The first step is to record a video (from a specific region or fullscreen) with Camtasia Recorder. Multi-display configurations are supported.
The second step is to edit the recorded video in Camtasia, adding transitions and annotations with its editing features and effects, such as cursor effects and visual effects.
The third step is to export the produced video as a local file (MP4 or other file type), or to upload it to a media or file-sharing platform such as YouTube or Google Drive.
In Camtasia (also known as the Editor), the Media Bin is where media (screen recordings, voice-overs, etc.) for the current project are stored. The Library stores reusable media across multiple projects.

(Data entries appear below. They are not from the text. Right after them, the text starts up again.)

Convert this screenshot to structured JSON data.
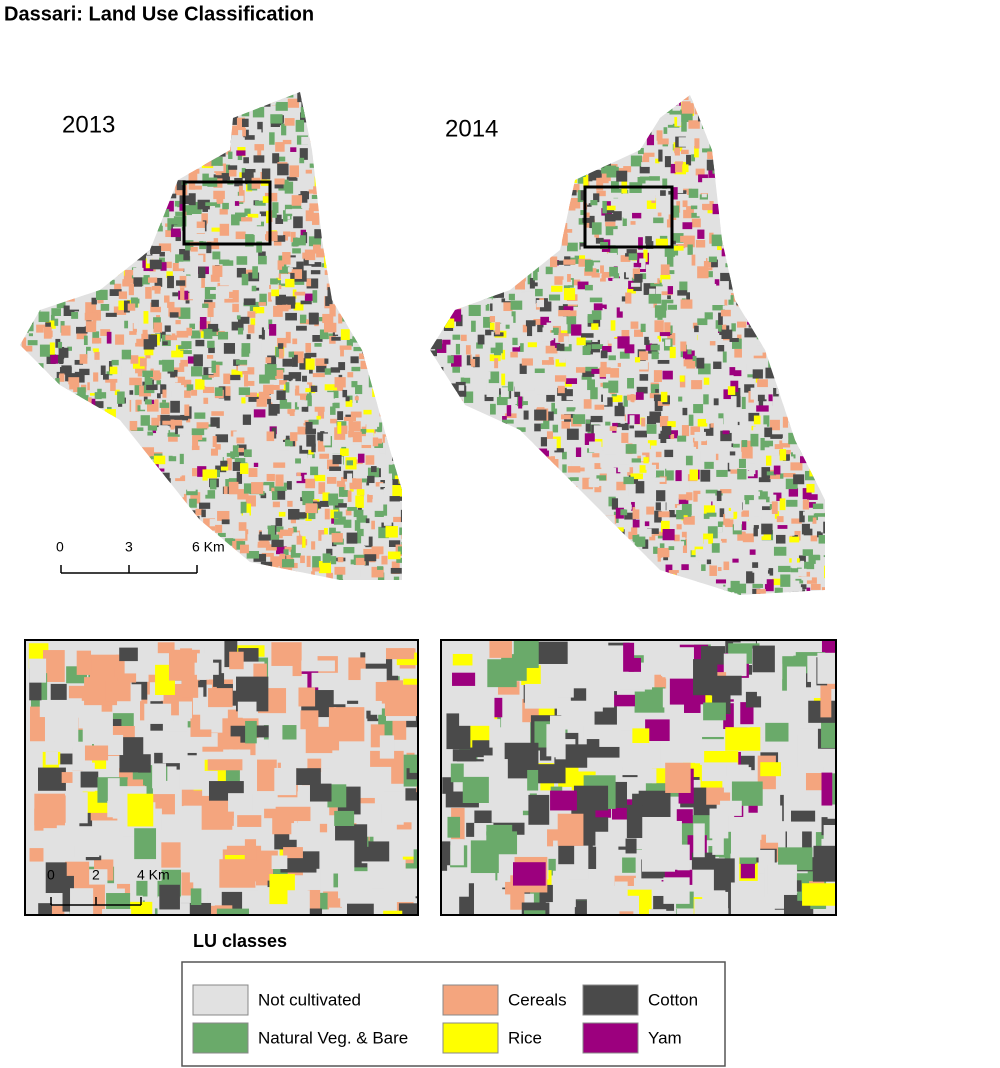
{
  "title": "Dassari: Land Use Classification",
  "maps": [
    {
      "year": "2013"
    },
    {
      "year": "2014"
    }
  ],
  "scale_bars": {
    "overview": {
      "labels": [
        "0",
        "3",
        "6 Km"
      ]
    },
    "inset": {
      "labels": [
        "0",
        "2",
        "4 Km"
      ]
    }
  },
  "legend": {
    "title": "LU classes",
    "items": [
      {
        "label": "Not cultivated",
        "color": "#e1e1e1"
      },
      {
        "label": "Natural Veg. &  Bare",
        "color": "#6aaa6a"
      },
      {
        "label": "Cereals",
        "color": "#f4a57e"
      },
      {
        "label": "Rice",
        "color": "#ffff00"
      },
      {
        "label": "Cotton",
        "color": "#4a4a4a"
      },
      {
        "label": "Yam",
        "color": "#9c007e"
      }
    ]
  }
}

On the Timeline, overlays of various types like annotations may be added, including user-defined settings, such as when and how to display the cursor and pan-and-zoom effects such as the Ken Burns effect. In order to provide localized versions of the produced videos, subtitles can be added with the captioning feature.

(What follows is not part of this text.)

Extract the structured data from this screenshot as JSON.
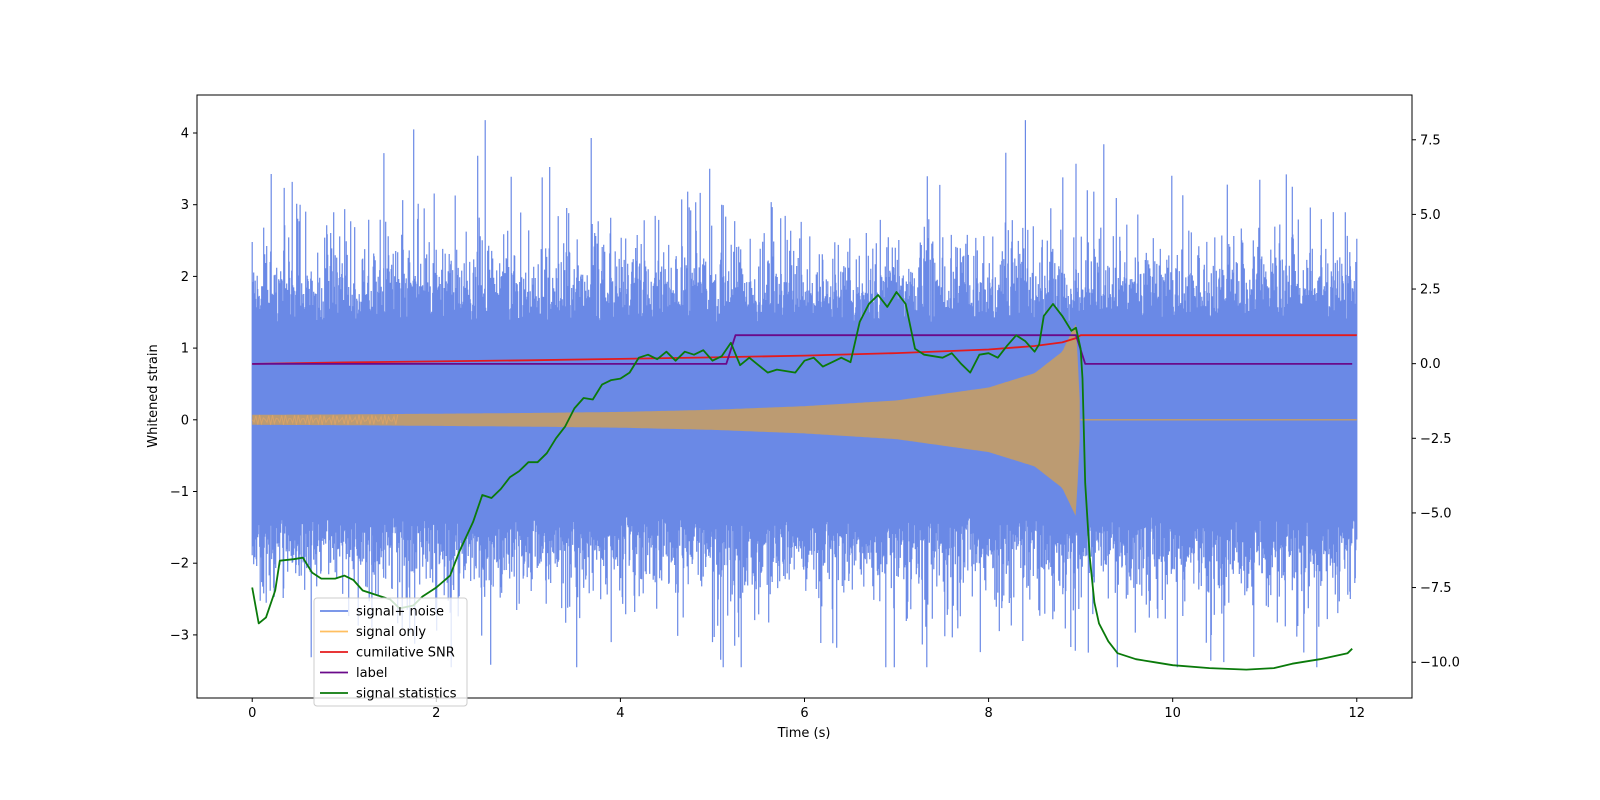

The Editor allows import of various types of video, audio and image files including MP4, AVI, MP3, WAV, PNG, JPEG, and other formats into the Camtasia proprietary TREC format, which is readable and editable by Camtasia. The TREC file format (using TSC2 Codec) is a single container for various multimedia objects including video clips, images, screen captures and audio/video effects. On computers where Camtasia is not installed, you can download the TSC2 Codec for free[6] to play TREC files.
The produced video can be exported as a local file: MP4, animated GIF, AVI (Windows version only), MOV (Mac version only), or uploaded directly to a media or file-sharing platform (YouTube, Google Drive, etc.).
By default, Camtasia projects are stored as standalone projects in .tscproj format (cross-platform file format).